気管が細かく痙攣し、まともな思考の結線が組み上がらず、ドロドロに溶け落ちていく。 それはまるで、かつて泥の底に沈めた見知らぬ死体の……いや、違う。 なんだろう、あれは。
どうでもいい。
この不快な視界の明滅の奥にある連想に、意味などあるはずがないのだ。
私は、彼を哀れみ、純粋な救済の意志から背中を差し出しているのだろうか。 いや、本当は違う。 私はただ、この醜く骨を砕かれた彼の数十キロの物理的な重みを背負うことで、あの不潔な病室で暴かれた私自身の罪悪感の輪郭を相対的に曖昧に塗り潰していたかっただけだ。 彼が血と泥に塗れて私にすがりつけばすがりつくほど、自分だけはまだ「正常で、他者を救済する側の人道的な人間」なのだという錯覚にすがりつくことができる。 そんな極めて卑小で醜い自己正当化の欲求が、彼を置き去りにするという合理的な選択を根こそぎ奪い去っていくのだ。
背中の男が、震える両腕で「私」のコートの生地を、強く握りしめる。 指の関節が背中に食い込む物理的な圧迫感。 男の顔からこぼれ落ちた生温かい液体が、「私」の背中を伝い落ちる。 視神経が点滅し、網膜にザラザラとした砂嵐が走る。
「私」の胃壁が雑巾を絞るように激しく収縮し、舌の裏側に強烈な酸っぱい味が広がる。 「私」は大きくずらした顎を戻し、過剰な唾液をゴクリと無理やり飲み下した。

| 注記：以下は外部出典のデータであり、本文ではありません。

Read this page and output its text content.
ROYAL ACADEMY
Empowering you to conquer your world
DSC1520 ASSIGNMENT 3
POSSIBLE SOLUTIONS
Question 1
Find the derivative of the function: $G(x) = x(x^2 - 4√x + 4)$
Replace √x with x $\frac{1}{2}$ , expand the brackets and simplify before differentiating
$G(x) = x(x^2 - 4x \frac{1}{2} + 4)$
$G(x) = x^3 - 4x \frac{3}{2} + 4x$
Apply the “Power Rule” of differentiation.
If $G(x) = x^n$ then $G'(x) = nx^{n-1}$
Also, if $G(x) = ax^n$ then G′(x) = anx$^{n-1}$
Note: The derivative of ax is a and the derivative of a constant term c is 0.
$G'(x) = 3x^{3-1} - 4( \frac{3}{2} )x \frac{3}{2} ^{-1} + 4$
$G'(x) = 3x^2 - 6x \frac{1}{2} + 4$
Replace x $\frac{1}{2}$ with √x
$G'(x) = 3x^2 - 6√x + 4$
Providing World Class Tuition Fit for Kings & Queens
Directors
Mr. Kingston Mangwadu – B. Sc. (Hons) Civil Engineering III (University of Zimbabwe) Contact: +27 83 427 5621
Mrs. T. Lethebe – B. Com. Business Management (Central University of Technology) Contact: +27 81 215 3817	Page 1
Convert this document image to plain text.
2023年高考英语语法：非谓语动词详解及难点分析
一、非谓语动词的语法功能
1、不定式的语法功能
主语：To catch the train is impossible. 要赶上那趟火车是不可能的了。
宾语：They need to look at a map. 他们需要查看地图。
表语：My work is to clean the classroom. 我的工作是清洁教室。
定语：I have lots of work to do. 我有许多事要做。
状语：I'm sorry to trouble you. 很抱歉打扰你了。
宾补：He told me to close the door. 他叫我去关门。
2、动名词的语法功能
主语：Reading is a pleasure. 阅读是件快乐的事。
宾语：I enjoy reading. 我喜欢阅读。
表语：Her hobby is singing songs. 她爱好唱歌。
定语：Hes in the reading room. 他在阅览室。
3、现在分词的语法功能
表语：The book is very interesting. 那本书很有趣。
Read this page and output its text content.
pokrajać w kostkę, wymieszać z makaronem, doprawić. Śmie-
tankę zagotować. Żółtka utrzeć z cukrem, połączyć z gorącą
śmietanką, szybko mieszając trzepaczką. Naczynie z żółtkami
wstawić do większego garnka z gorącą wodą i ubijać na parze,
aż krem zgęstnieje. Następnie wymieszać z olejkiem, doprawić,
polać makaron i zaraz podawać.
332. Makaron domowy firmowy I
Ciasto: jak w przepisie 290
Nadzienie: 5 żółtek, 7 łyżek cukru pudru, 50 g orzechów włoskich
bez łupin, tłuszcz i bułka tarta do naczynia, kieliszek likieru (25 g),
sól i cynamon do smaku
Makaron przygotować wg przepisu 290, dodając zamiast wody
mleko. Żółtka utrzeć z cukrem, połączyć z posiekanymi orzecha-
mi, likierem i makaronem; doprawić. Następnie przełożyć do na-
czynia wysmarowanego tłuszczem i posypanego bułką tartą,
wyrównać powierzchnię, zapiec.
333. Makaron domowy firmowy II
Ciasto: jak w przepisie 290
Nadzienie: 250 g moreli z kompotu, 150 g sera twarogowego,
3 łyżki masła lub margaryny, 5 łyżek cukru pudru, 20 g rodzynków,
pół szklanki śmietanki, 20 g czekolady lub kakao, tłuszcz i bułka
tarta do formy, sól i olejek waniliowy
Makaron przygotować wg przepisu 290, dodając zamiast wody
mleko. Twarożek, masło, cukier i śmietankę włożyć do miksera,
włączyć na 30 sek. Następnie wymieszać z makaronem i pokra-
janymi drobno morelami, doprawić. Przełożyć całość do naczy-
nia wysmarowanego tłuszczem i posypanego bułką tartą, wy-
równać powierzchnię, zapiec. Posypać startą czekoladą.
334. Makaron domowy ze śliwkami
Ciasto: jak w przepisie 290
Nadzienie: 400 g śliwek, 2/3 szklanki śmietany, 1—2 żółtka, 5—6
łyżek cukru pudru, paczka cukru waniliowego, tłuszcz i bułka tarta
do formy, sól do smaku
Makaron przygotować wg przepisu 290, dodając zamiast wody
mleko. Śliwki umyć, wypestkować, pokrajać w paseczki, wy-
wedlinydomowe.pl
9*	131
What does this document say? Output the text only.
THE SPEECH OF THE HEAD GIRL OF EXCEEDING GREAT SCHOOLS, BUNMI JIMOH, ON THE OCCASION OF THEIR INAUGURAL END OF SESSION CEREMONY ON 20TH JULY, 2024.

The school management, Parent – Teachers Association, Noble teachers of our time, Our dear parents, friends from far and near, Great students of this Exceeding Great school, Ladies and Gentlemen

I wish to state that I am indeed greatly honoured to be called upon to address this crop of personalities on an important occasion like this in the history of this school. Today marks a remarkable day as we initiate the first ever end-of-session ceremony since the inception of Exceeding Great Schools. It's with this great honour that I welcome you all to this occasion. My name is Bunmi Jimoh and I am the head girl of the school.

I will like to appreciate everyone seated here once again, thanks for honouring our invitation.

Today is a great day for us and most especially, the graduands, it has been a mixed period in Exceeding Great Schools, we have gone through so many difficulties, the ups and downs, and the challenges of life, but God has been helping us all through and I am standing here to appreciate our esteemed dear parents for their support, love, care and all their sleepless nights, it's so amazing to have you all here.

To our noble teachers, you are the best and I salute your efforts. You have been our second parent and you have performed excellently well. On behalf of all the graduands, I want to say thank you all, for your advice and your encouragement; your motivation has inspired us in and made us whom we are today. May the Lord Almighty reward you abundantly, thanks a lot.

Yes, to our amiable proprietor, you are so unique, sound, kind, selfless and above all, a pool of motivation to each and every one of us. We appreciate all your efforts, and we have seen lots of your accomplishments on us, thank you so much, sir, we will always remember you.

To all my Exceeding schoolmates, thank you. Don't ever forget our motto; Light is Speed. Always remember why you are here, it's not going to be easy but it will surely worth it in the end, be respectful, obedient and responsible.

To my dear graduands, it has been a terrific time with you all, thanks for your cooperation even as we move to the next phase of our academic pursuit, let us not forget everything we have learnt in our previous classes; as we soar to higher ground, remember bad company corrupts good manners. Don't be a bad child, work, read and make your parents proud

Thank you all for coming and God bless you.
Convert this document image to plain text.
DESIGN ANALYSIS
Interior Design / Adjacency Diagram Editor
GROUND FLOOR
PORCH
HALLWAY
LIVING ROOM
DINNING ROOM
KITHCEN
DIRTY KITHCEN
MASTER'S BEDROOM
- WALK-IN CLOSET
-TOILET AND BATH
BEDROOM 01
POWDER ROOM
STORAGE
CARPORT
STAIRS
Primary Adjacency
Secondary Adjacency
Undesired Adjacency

この生温かい他者の血と痛みを背負う物理的な負荷に没頭していれば、自分が加害者ではなく、過酷な状況に耐える無力な被害者であるかのように振る舞えるという、浅ましい自己欺瞞。
左手の親指の爪で、人差し指の腹を強く引っ掻く。 ジワリと血が滲み、微かな鉄錆の味が口内に広がる。
カリッ、カリッ。
爪が皮膚を削る。 パジャマのボタンを弾く。
カチッ、カチッ。
右手の掌に完全に癒着した佐渡赤玉石が、チリチリと肉を焼く微弱な熱を放っている。 焦げた肉の香ばしい悪臭が、インクとカビの臭気と衝突する。 「私」は、血と泥で汚れた革靴を上げ、再び、乾燥したウール生地が擦れ合う「カサカサ」というノイズが渦巻く灰色の壁の中へと、重い一歩を踏み出した。
インクの酸っぱい臭いと腐葉土の生臭さがこもる空間に、ただプラスチックの反復音と、骨が擦れる音だけが充満し続けていた。